One way to mend this, Zizys suggests, is having a discussion that puts managers, government, and post-secondary institutions on the same page, and seeks to benefit both employers and younger employees.

“Why don’t we treat employers as clients of a training program, college, or university?” he asks. “We have to understand what companies need, and make employment and training services nimble, so the services can adapt.”

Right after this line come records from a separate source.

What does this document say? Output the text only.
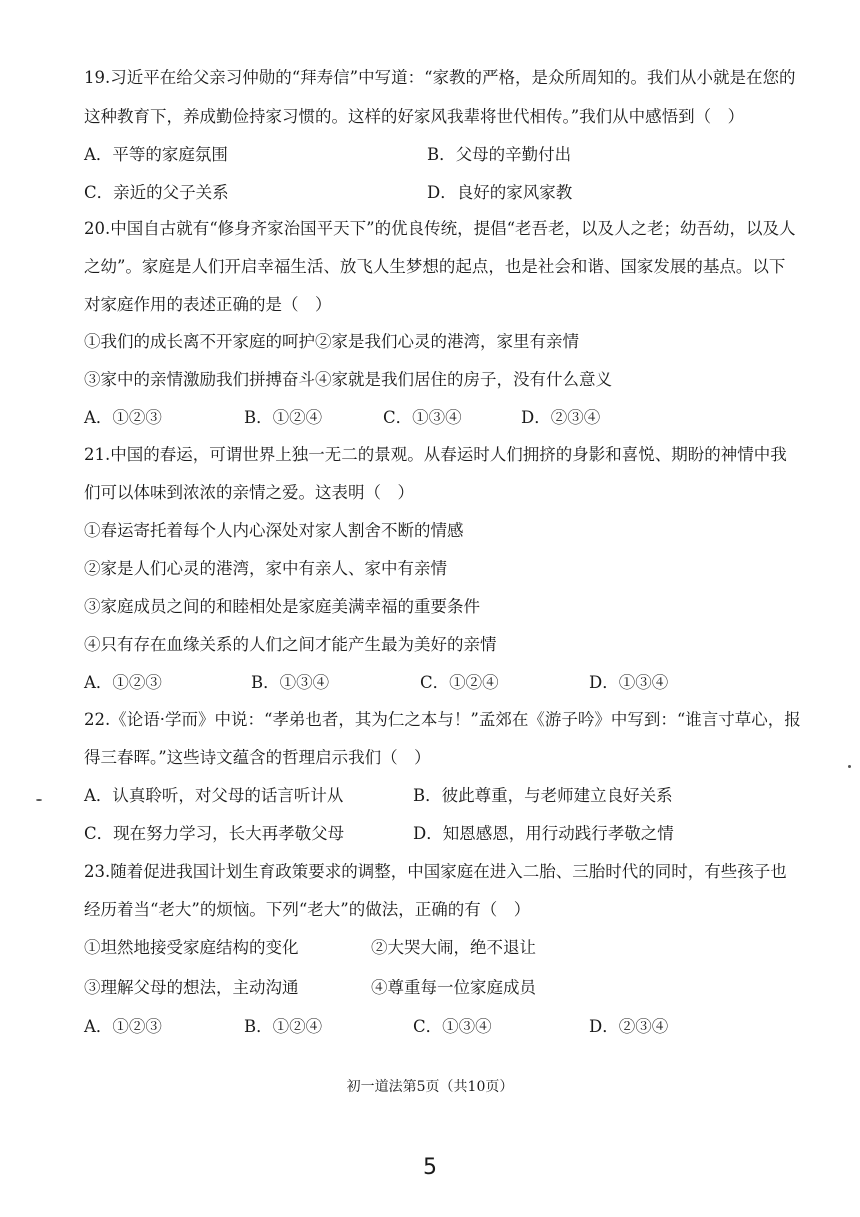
19.习近平在给父亲习仲勋的“拜寿信”中写道：“家教的严格，是众所周知的。我们从小就是在您的
这种教育下，养成勤俭持家习惯的。这样的好家风我辈将世代相传。”我们从中感悟到（　）
A．平等的家庭氛围	B．父母的辛勤付出
C．亲近的父子关系	D．良好的家风家教
20.中国自古就有“修身齐家治国平天下”的优良传统，提倡“老吾老，以及人之老；幼吾幼，以及人
之幼”。家庭是人们开启幸福生活、放飞人生梦想的起点，也是社会和谐、国家发展的基点。以下
对家庭作用的表述正确的是（　）
①我们的成长离不开家庭的呵护②家是我们心灵的港湾，家里有亲情
③家中的亲情激励我们拼搏奋斗④家就是我们居住的房子，没有什么意义
A．①②③	B．①②④	C．①③④	D．②③④
21.中国的春运，可谓世界上独一无二的景观。从春运时人们拥挤的身影和喜悦、期盼的神情中我
们可以体味到浓浓的亲情之爱。这表明（　）
①春运寄托着每个人内心深处对家人割舍不断的情感
②家是人们心灵的港湾，家中有亲人、家中有亲情
③家庭成员之间的和睦相处是家庭美满幸福的重要条件
④只有存在血缘关系的人们之间才能产生最为美好的亲情
A．①②③	B．①③④	C．①②④	D．①③④
22.《论语·学而》中说：“孝弟也者，其为仁之本与！”孟郊在《游子吟》中写到：“谁言寸草心，报
得三春晖。”这些诗文蕴含的哲理启示我们（　）
A．认真聆听，对父母的话言听计从	B．彼此尊重，与老师建立良好关系
C．现在努力学习，长大再孝敬父母	D．知恩感恩，用行动践行孝敬之情
23.随着促进我国计划生育政策要求的调整，中国家庭在进入二胎、三胎时代的同时，有些孩子也
经历着当“老大”的烦恼。下列“老大”的做法，正确的有（　）
①坦然地接受家庭结构的变化	②大哭大闹，绝不退让
③理解父母的想法，主动沟通	④尊重每一位家庭成员
A．①②③	B．①②④	C．①③④	D．②③④
初一道法第5页（共10页）
5
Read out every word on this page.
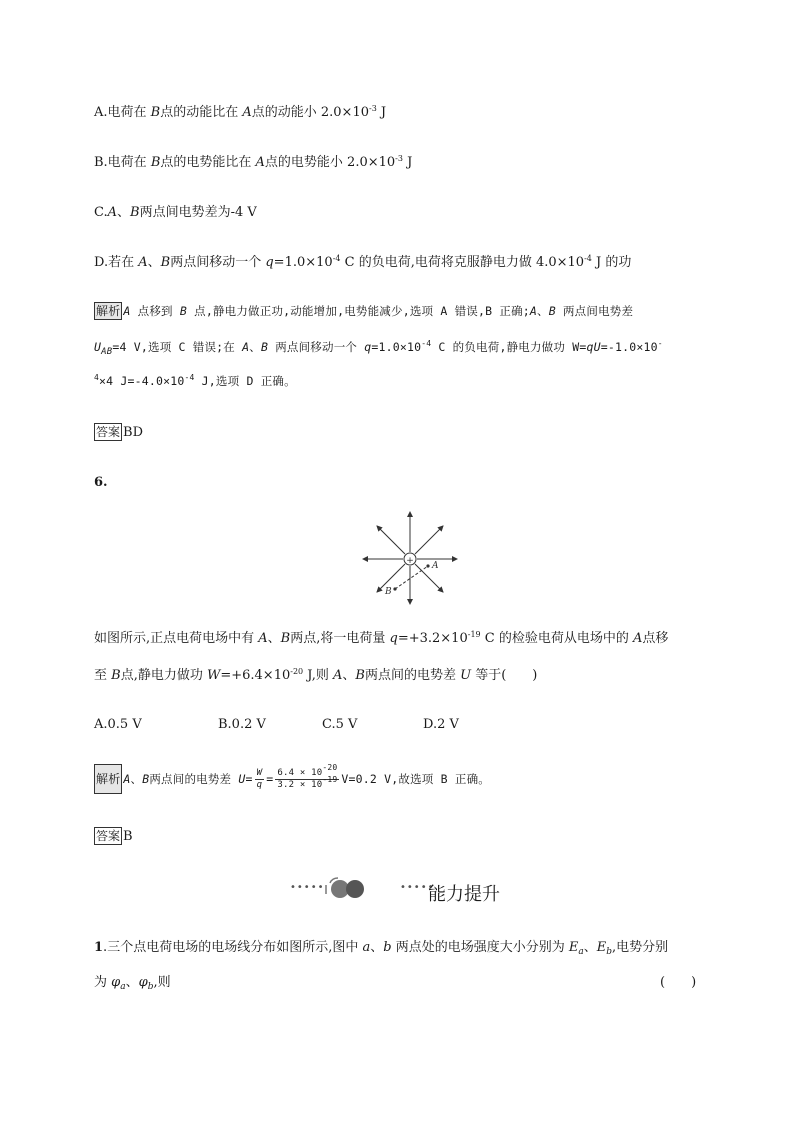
A.电荷在 B点的动能比在 A点的动能小 $2.0\times 10^{-3}$ J
B.电荷在 B点的电势能比在 A点的电势能小 $2.0\times 10^{-3}$ J
C.A、B两点间电势差为-4 V
D.若在 A、B两点间移动一个 $q=1.0\times 10^{-4}$ C 的负电荷,电荷将克服静电力做 $4.0\times 10^{-4}$ J 的功
解析 A 点移到 B 点,静电力做正功,动能增加,电势能减少,选项 A 错误,B 正确;A、B 两点间电势差
$U_{AB}=4$ V,选项 C 错误;在 A、B 两点间移动一个 $q=1.0\times 10^{-4}$ C 的负电荷,静电力做功 W=qU=-1.0×10-
$^4$×4 $J=-4.0\times 10^{-4}$ J,选项 D 正确。
答案 BD
6.
+ A
B
如图所示,正点电荷电场中有 A、B两点,将一电荷量 $q=+3.2\times 10^{-19}$ C 的检验电荷从电场中的 A点移
至 B点,静电力做功 $W=+6.4\times 10^{-20}$ J,则 A、B两点间的电势差 U 等于(　　)
A.0.5 V	B.0.2 V	C.5 V	D.2 V
解析 A、B两点间的电势差 $U= \frac{W}{q} = \frac{6.4 \times 10^{-20}}{3.2 \times 10^{-19}} V=0.2$ V,故选项 B 正确。
答案 B
•••••	•••••
能力提升
1.三个点电荷电场的电场线分布如图所示,图中 a、b 两点处的电场强度大小分别为 $E_a$、$E_b$,电势分别
为 $\varphi_a$、$\varphi_b$,则	(　　)
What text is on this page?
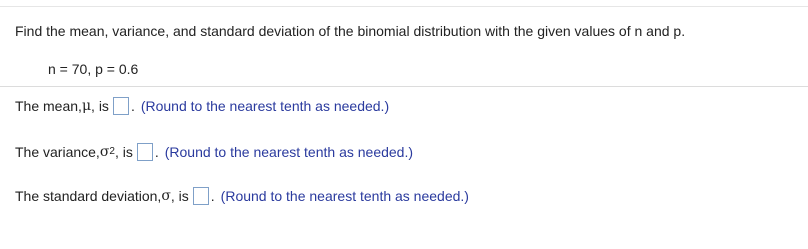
Find the mean, variance, and standard deviation of the binomial distribution with the given values of n and p.
n = 70, p = 0.6
The mean, μ , is . (Round to the nearest tenth as needed.)
The variance, σ 2 , is . (Round to the nearest tenth as needed.)
The standard deviation, σ , is . (Round to the nearest tenth as needed.)
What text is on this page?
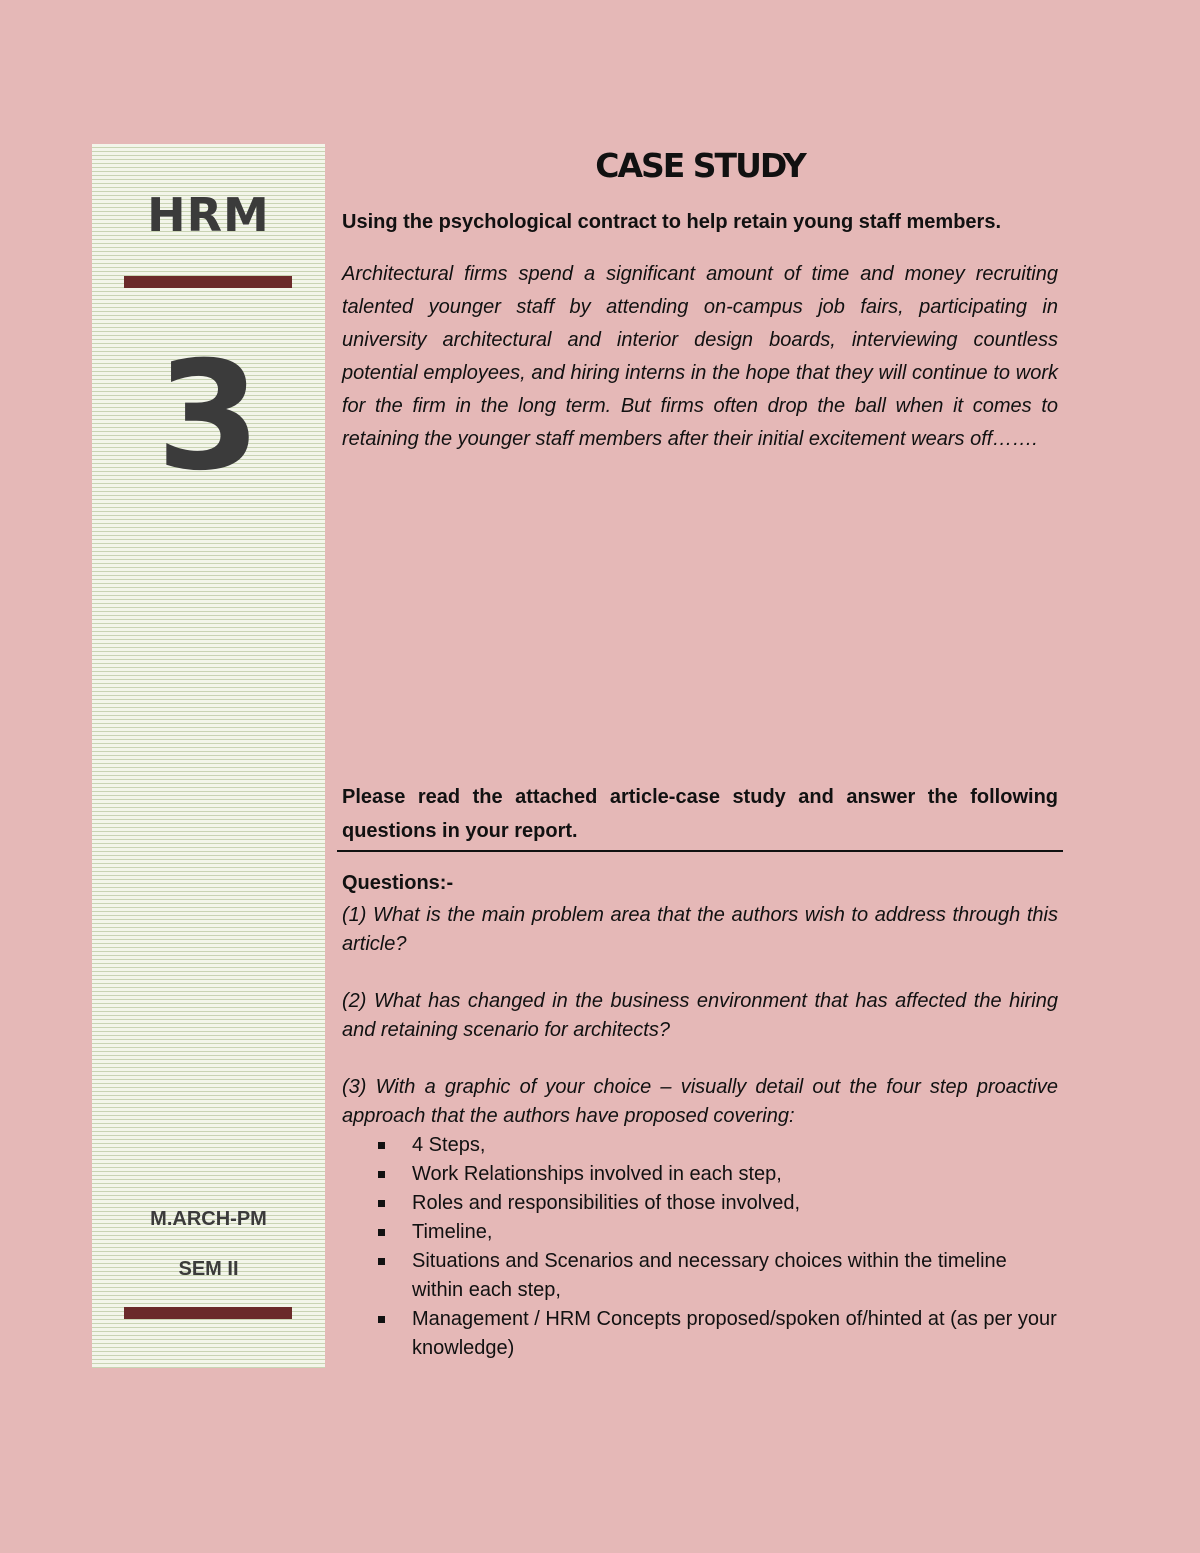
HRM
3
M.ARCH-PM
SEM II
CASE STUDY

Using the psychological contract to help retain young staff members.

Architectural firms spend a significant amount of time and money recruiting talented younger staff by attending on-campus job fairs, participating in university architectural and interior design boards, interviewing countless potential employees, and hiring interns in the hope that they will continue to work for the firm in the long term. But firms often drop the ball when it comes to retaining the younger staff members after their initial excitement wears off…….

Please read the attached article-case study and answer the following questions in your report.

Questions:-

(1) What is the main problem area that the authors wish to address through this article?

(2) What has changed in the business environment that has affected the hiring and retaining scenario for architects?

(3) With a graphic of your choice – visually detail out the four step proactive approach that the authors have proposed covering:

4 Steps,
Work Relationships involved in each step,
Roles and responsibilities of those involved,
Timeline,
Situations and Scenarios and necessary choices within the timeline within each step,
Management / HRM Concepts proposed/spoken of/hinted at (as per your knowledge)
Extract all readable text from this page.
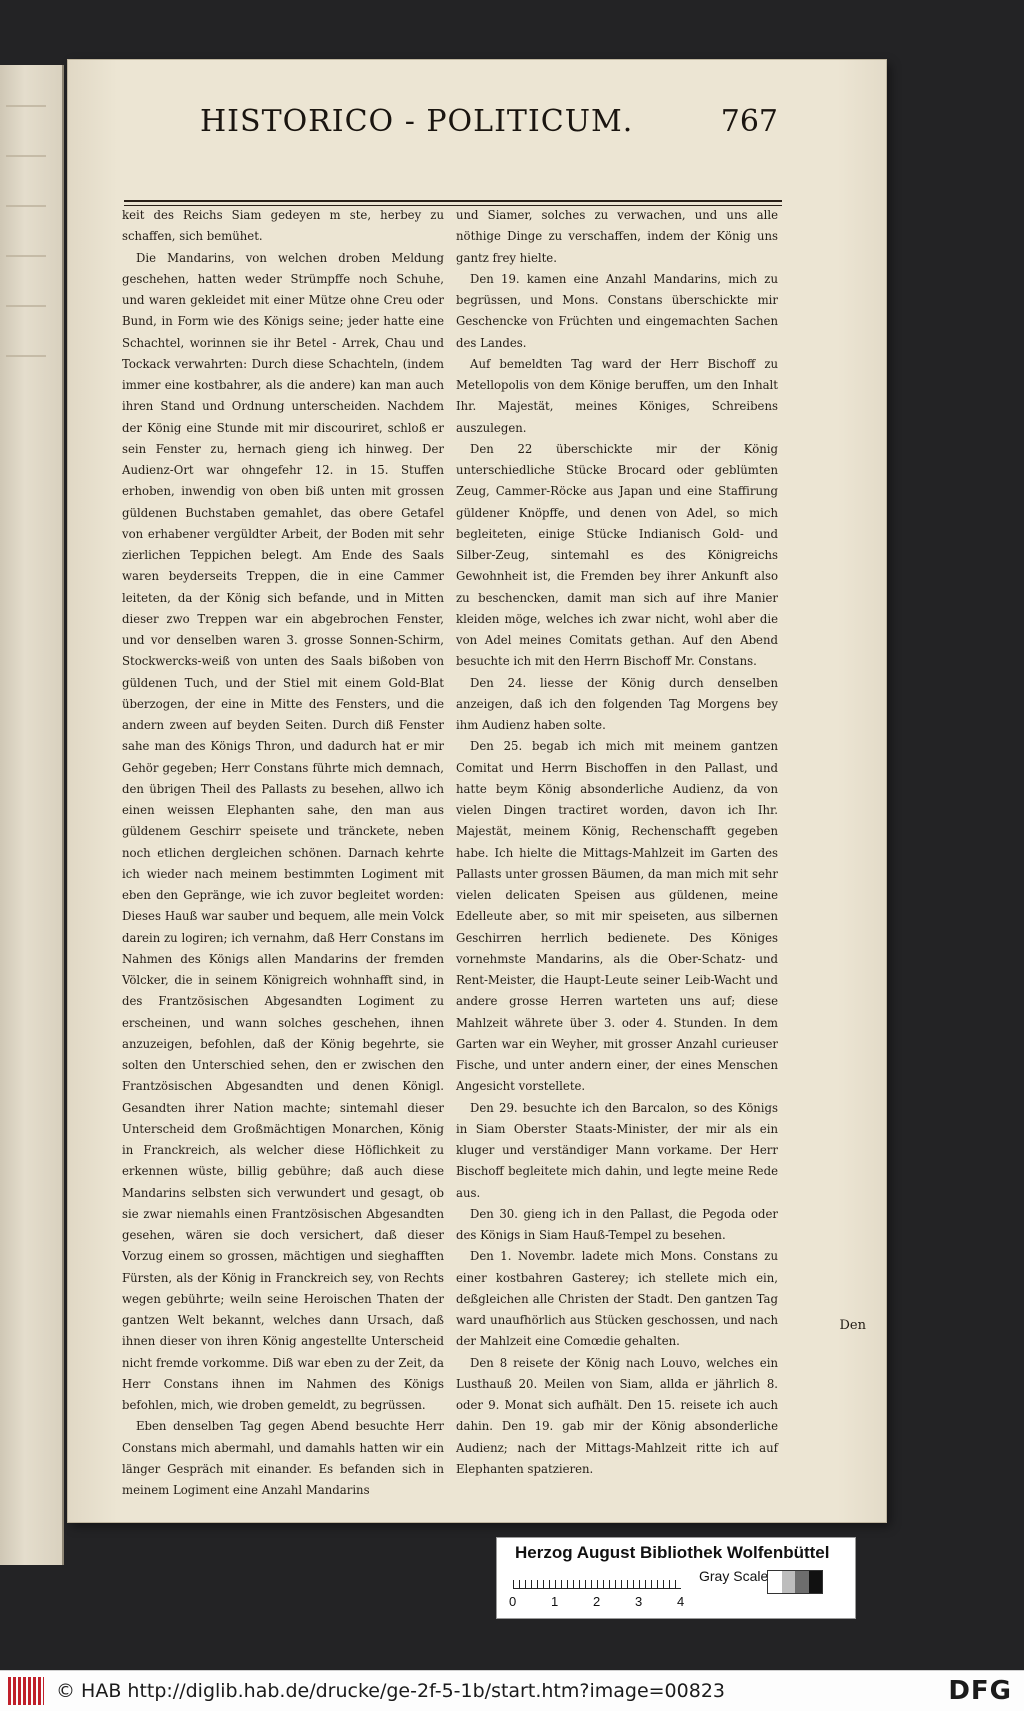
HISTORICO - POLITICUM.	767

keit des Reichs Siam gedeyen m ste, herbey zu schaffen, sich bemühet.

Die Mandarins, von welchen droben Meldung geschehen, hatten weder Strümpffe noch Schuhe, und waren gekleidet mit einer Mütze ohne Creu oder Bund, in Form wie des Königs seine; jeder hatte eine Schachtel, worinnen sie ihr Betel - Arrek, Chau und Tockack verwahrten: Durch diese Schachteln, (indem immer eine kostbahrer, als die andere) kan man auch ihren Stand und Ordnung unterscheiden. Nachdem der König eine Stunde mit mir discouriret, schloß er sein Fenster zu, hernach gieng ich hinweg. Der Audienz-Ort war ohngefehr 12. in 15. Stuffen erhoben, inwendig von oben biß unten mit grossen güldenen Buchstaben gemahlet, das obere Getafel von erhabener vergüldter Arbeit, der Boden mit sehr zierlichen Teppichen belegt. Am Ende des Saals waren beyderseits Treppen, die in eine Cammer leiteten, da der König sich befande, und in Mitten dieser zwo Treppen war ein abgebrochen Fenster, und vor denselben waren 3. grosse Sonnen-Schirm, Stockwercks-weiß von unten des Saals bißoben von güldenen Tuch, und der Stiel mit einem Gold-Blat überzogen, der eine in Mitte des Fensters, und die andern zween auf beyden Seiten. Durch diß Fenster sahe man des Königs Thron, und dadurch hat er mir Gehör gegeben; Herr Constans führte mich demnach, den übrigen Theil des Pallasts zu besehen, allwo ich einen weissen Elephanten sahe, den man aus güldenem Geschirr speisete und tränckete, neben noch etlichen dergleichen schönen. Darnach kehrte ich wieder nach meinem bestimmten Logiment mit eben den Gepränge, wie ich zuvor begleitet worden: Dieses Hauß war sauber und bequem, alle mein Volck darein zu logiren; ich vernahm, daß Herr Constans im Nahmen des Königs allen Mandarins der fremden Völcker, die in seinem Königreich wohnhafft sind, in des Frantzösischen Abgesandten Logiment zu erscheinen, und wann solches geschehen, ihnen anzuzeigen, befohlen, daß der König begehrte, sie solten den Unterschied sehen, den er zwischen den Frantzösischen Abgesandten und denen Königl. Gesandten ihrer Nation machte; sintemahl dieser Unterscheid dem Großmächtigen Monarchen, König in Franckreich, als welcher diese Höflichkeit zu erkennen wüste, billig gebühre; daß auch diese Mandarins selbsten sich verwundert und gesagt, ob sie zwar niemahls einen Frantzösischen Abgesandten gesehen, wären sie doch versichert, daß dieser Vorzug einem so grossen, mächtigen und sieghafften Fürsten, als der König in Franckreich sey, von Rechts wegen gebührte; weiln seine Heroischen Thaten der gantzen Welt bekannt, welches dann Ursach, daß ihnen dieser von ihren König angestellte Unterscheid nicht fremde vorkomme. Diß war eben zu der Zeit, da Herr Constans ihnen im Nahmen des Königs befohlen, mich, wie droben gemeldt, zu begrüssen.

Eben denselben Tag gegen Abend besuchte Herr Constans mich abermahl, und damahls hatten wir ein länger Gespräch mit einander. Es befanden sich in meinem Logiment eine Anzahl Mandarins

und Siamer, solches zu verwachen, und uns alle nöthige Dinge zu verschaffen, indem der König uns gantz frey hielte.

Den 19. kamen eine Anzahl Mandarins, mich zu begrüssen, und Mons. Constans überschickte mir Geschencke von Früchten und eingemachten Sachen des Landes.

Auf bemeldten Tag ward der Herr Bischoff zu Metellopolis von dem Könige beruffen, um den Inhalt Ihr. Majestät, meines Königes, Schreibens auszulegen.

Den 22 überschickte mir der König unterschiedliche Stücke Brocard oder geblümten Zeug, Cammer-Röcke aus Japan und eine Staffirung güldener Knöpffe, und denen von Adel, so mich begleiteten, einige Stücke Indianisch Gold- und Silber-Zeug, sintemahl es des Königreichs Gewohnheit ist, die Fremden bey ihrer Ankunft also zu beschencken, damit man sich auf ihre Manier kleiden möge, welches ich zwar nicht, wohl aber die von Adel meines Comitats gethan. Auf den Abend besuchte ich mit den Herrn Bischoff Mr. Constans.

Den 24. liesse der König durch denselben anzeigen, daß ich den folgenden Tag Morgens bey ihm Audienz haben solte.

Den 25. begab ich mich mit meinem gantzen Comitat und Herrn Bischoffen in den Pallast, und hatte beym König absonderliche Audienz, da von vielen Dingen tractiret worden, davon ich Ihr. Majestät, meinem König, Rechenschafft gegeben habe. Ich hielte die Mittags-Mahlzeit im Garten des Pallasts unter grossen Bäumen, da man mich mit sehr vielen delicaten Speisen aus güldenen, meine Edelleute aber, so mit mir speiseten, aus silbernen Geschirren herrlich bedienete. Des Königes vornehmste Mandarins, als die Ober-Schatz- und Rent-Meister, die Haupt-Leute seiner Leib-Wacht und andere grosse Herren warteten uns auf; diese Mahlzeit währete über 3. oder 4. Stunden. In dem Garten war ein Weyher, mit grosser Anzahl curieuser Fische, und unter andern einer, der eines Menschen Angesicht vorstellete.

Den 29. besuchte ich den Barcalon, so des Königs in Siam Oberster Staats-Minister, der mir als ein kluger und verständiger Mann vorkame. Der Herr Bischoff begleitete mich dahin, und legte meine Rede aus.

Den 30. gieng ich in den Pallast, die Pegoda oder des Königs in Siam Hauß-Tempel zu besehen.

Den 1. Novembr. ladete mich Mons. Constans zu einer kostbahren Gasterey; ich stellete mich ein, deßgleichen alle Christen der Stadt. Den gantzen Tag ward unaufhörlich aus Stücken geschossen, und nach der Mahlzeit eine Comœdie gehalten.

Den 8 reisete der König nach Louvo, welches ein Lusthauß 20. Meilen von Siam, allda er jährlich 8. oder 9. Monat sich aufhält. Den 15. reisete ich auch dahin. Den 19. gab mir der König absonderliche Audienz; nach der Mittags-Mahlzeit ritte ich auf Elephanten spatzieren.

Den
Herzog August Bibliothek Wolfenbüttel
0	1	2	3	4
Gray Scale
© HAB http://diglib.hab.de/drucke/ge-2f-5-1b/start.htm?image=00823	DFG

Sure, they’re both guilty of mislabelling and misperception, but both Gen Y and Boomers would benefit from a conversation that bridges their experiences and expectations. While it’s perhaps inevitable, all this cross-generational sniping and stereotyping leads us nowhere. At the end of the day, people of any generation should be able to agree that, in order to build a life of middle-class proportions, one needs stability rather than precariousness—or, at the very least, some freedom to choose between the two.

Millennial Job Prospects

CASE STUDY A

Name: Tammy Uppenborn

Age: 35

Profession: Occupational therapist

In 2007, Uppenborn got her Master’s in occupational therapy. She assumed there would be no shortage of work in a field tied to healthcare and the rapidly aging population. But government cutbacks and a shift away from in-patient hospital care proved a game-changer for the profession—and for her.

She found work, just not the sort she had envisaged. For five years, Uppenborn has completed a series of short-term contracts at various Toronto healthcare and rehabilitation facilities, serving as a perpetual stand-in for employees on maternity leave or vacation.

Despite hoping each contract would lead to a permanent job, her longest stint at an agency fell just shy of a year.

Uppenborn has never received health benefits, nor had an employer contribute to her pension. Employers require that she pay into an Employment Insurance fund, but regulations around temporary work prevent her from accessing EI during the scary months between jobs. Having recently started an eight-month contract at a new agency in Guelph, she will again be left scrambling for a new position this winter.

“I’m always on the steep end of the learning curve, always putting in extra, unpaid time, because I want to look good if another position opens,” she says.

Contract work has caused her anxiety, and thrown off her plans to start a family: “I can’t go on maternity leave because I don’t have a permanent job. But I’m going to be 36 this month. Like, tick tock!”

CASE STUDY B

Name: Cameron Jones

Age: 29

Profession: Legal researcher

Like many who slog through law school, Jones (not his real name) recalls holding lofty expectations prior to his 2008 graduation: “I thought, My future’s made. I’ll finish law school, get an articling position, and move into a permanent job.”

Then, like many of his peers flung from the cozy academic bubble mid-recession, Jones faced a harsh reality. He spent five months looking for work, followed by six months doing piecemeal legal-writing gigs and short-term contracts. He remembers the irony of one company referring to him as an “independent contractor.”

“I was an employee,” he clarifies. “I came into the office every day, I perfected the work I was told to do. There just weren’t benefits.”

Eventually, Jones secured stable legal work, a feat that may become increasingly difficult to achieve for Ontario law graduates, in light of the province’s shortage of articling placements. This year, nearly 15 per cent of them couldn’t find articles—a prerequisite for becoming licensed.

CASE STUDY C

Name: Aafreen Malik

Age: 30

Profession: Teacher

Malik (not her real name) has worked as an occasional teacher for six years, alternating between day-to-day supply work and, when she’s lucky, maternity contracts. She has vied for a permanent position with the Toronto District School Board, but to no avail—openings are usually snapped up by transferring teachers.

“You’re often not respected by colleagues and the administration as much as if you were a permanent teacher,” she says. “I’m not going to be there in a couple months, so it doesn’t really matter [to them] to keep me happy.”